Probas & stats : raisonner sur l'incertain
Un modèle ML est une machine à probabilités
Un classifieur ne dit pas « spam » : il dit « spam avec probabilité 0.93 ». Un LLM ne choisit pas le mot suivant : il calcule une distribution de probabilité sur tout le vocabulaire et en tire un échantillon (c'est le paramètre temperature : à 0 on prend le plus probable, plus haut on échantillonne plus librement).
Les distributions à reconnaître de vue
- Normale (gaussienne) : la cloche — bruit de mesure, erreurs. Caractérisée par moyenne μ et écart-type σ ;
- Uniforme : tout est équiprobable — l'init de tes
rand(); - Longue traîne (power law) : quelques valeurs énormes, une masse de petites — trafic web, popularité des produits, longueur des textes. La plupart des données réelles sont là, et la moyenne y est un mensonge.
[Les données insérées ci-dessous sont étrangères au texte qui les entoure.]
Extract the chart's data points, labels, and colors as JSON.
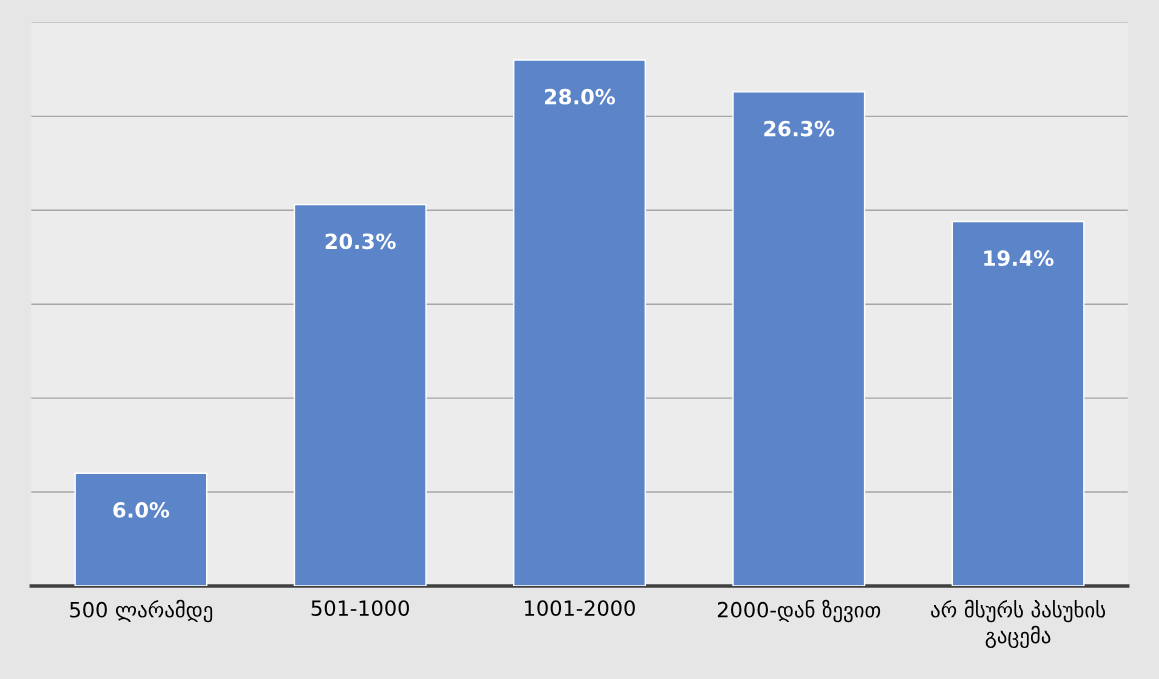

Biais et variance : le trade-off central
- Biais : le modèle est trop simple, il rate la structure (il underfit) — une droite pour modéliser une sinusoïde ;
- Variance : le modèle est trop flexible, il apprend le bruit par cœur (il overfit) — parfait sur l'entraînement, nul en prod.
Tout le métier consiste à naviguer entre les deux : plus de données ↓ la variance, un modèle plus riche ↓ le biais.
Les trois pièges qui coulent des modèles en prod
- Corrélation ≠ causalité : le modèle apprend que « parapluie vendu » prédit « chaussée mouillée »… et on croit pouvoir assécher la route en interdisant les parapluies ;
- Biais d'échantillonnage : entraîné sur les clients qui ont répondu au sondage → ne généralise pas aux silencieux ;
- Dérive (drift) : la distribution des données de prod s'éloigne de celle de l'entraînement (nouveaux comportements, saisonnalité). Le modèle n'est pas « cassé » — le monde a changé. C'est LE truc qu'on monitore (module 8).